Conceived in this way, they are not so much paradoxical as they are dialectical. For every enhancive limit imposed on a given thing, it encourages creativity to express itself. For every creative act, there necessitates a point where they creativity is to end; its natural limit. As such, creativity and limits define themselves through each other. The same way night cannot exist as a concept without day, right cannot exist without left, and self cannot exist without other; so too, creativity is something which cannot exist without limits.
It must be said that the limits considered above are all enhancive. They guide/channel/direct creativity in a way that allows it to express itself.
Consider a wooden stake and twine in a tomato patch. The stake and twine direct the tomato plant upwards. These two limits enhance the growth of the Tomato plant because firstly, without them the tomato plant would likely fall over on itself and not produce, and secondly, they allow it to keep growing! These structures on the plant enhance because they allow the plant to keep doing what it does: living!
Here we strike at the crux of the matter. A limit is enhancive so long as it allows the object in question to keep doing what it is driven to do. A painter wants to paint, the canvas does not stop this but supports it; people want to communicate and grammar does not stop communication but enriches it; people want to play games and rules do not stop games but allow them to make sense.

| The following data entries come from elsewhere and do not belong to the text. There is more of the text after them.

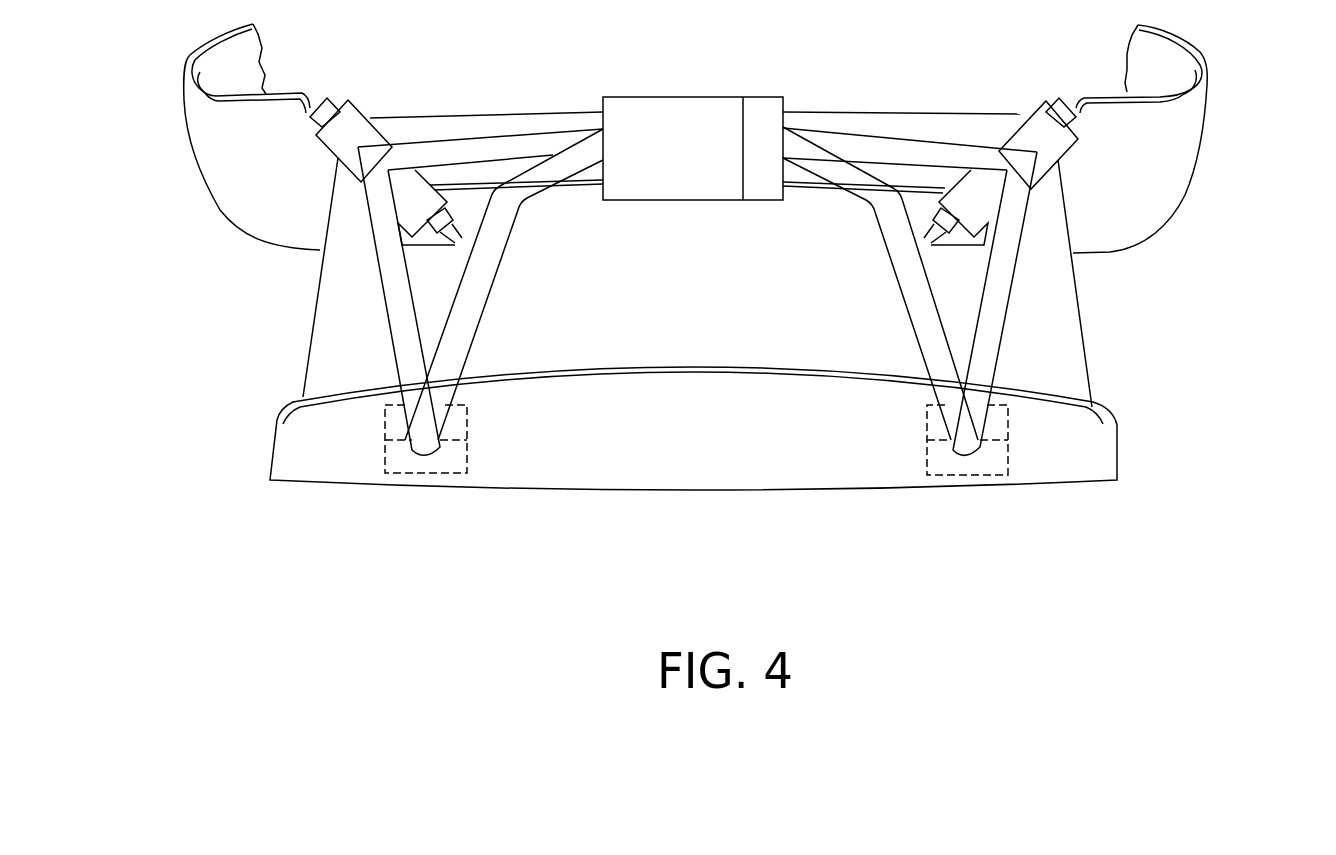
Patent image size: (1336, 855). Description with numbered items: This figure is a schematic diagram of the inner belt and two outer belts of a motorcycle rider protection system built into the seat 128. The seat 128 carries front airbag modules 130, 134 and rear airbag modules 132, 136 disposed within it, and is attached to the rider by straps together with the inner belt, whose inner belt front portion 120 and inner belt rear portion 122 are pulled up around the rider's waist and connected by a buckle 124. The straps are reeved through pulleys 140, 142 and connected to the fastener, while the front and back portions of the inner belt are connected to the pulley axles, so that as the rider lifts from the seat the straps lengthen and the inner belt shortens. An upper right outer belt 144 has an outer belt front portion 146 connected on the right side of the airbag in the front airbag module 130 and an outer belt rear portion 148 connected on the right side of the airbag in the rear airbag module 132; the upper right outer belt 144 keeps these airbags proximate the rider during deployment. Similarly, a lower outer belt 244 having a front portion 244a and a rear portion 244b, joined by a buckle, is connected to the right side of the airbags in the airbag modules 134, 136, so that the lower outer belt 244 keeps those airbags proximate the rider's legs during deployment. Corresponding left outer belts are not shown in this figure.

The inner belt front portion 120 is at (1178, 177).
The inner belt rear portion 122 is at (217, 168).
The buckle 124 is at (690, 108).
The seat 128 is at (717, 476).
The front airbag module 130 is at (1007, 425).
The rear airbag module 132 is at (393, 422).
The front airbag module 134 is at (993, 453).
The rear airbag module 136 is at (387, 450).
The pulley 140 is at (385, 152).
The pulley 142 is at (1023, 143).
The upper right outer belt 144 is at (840, 132).
The outer belt front portion 146 is at (1002, 275).
The outer belt rear portion 148 is at (393, 272).
The lower outer belt 244 is at (691, 283).
The front portion 244a is at (910, 285).
The rear portion 244b is at (477, 293).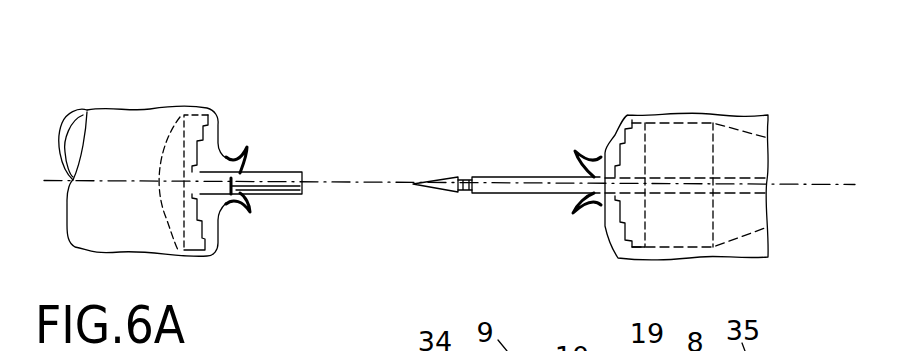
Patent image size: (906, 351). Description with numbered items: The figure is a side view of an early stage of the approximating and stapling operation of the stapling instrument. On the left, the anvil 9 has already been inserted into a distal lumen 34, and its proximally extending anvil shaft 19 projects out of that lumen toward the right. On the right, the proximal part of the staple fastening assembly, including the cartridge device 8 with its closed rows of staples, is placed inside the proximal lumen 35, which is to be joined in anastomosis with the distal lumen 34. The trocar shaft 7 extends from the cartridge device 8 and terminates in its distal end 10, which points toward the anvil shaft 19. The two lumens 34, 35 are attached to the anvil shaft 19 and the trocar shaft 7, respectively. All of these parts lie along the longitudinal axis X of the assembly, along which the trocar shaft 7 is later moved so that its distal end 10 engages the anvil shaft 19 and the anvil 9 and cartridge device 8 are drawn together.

All these limits are limits which enhance and respect the fundamental reasons why people (or tomatoes) wish to do what they do.
This stands in total contradiction to restrictive limits. We all know restrictive limits when we see them. They themselves are repressive, and worse so when they come under the guise of pretending to enhance. Because of these two features, people claim that restrictive limits are morally wrong. Perhaps rightly so.
But people often conflate restrictive limits with rules/structures/laws/guidelines because these generally tell us what we cannot do. The danger is conflating a limit as something inherently reprehensible, rather than as a more complex phenomenon of restriction or enhancement.
We know whether something is restrictive when we look at the fundamental drive of a thing in question and whether the limits help it flourish, or repress it. What we come to is not that limits or structures are wrong, but that anything which restricts the unique flourishing of the thing in question is wrong, and I think that is something we can all agree on.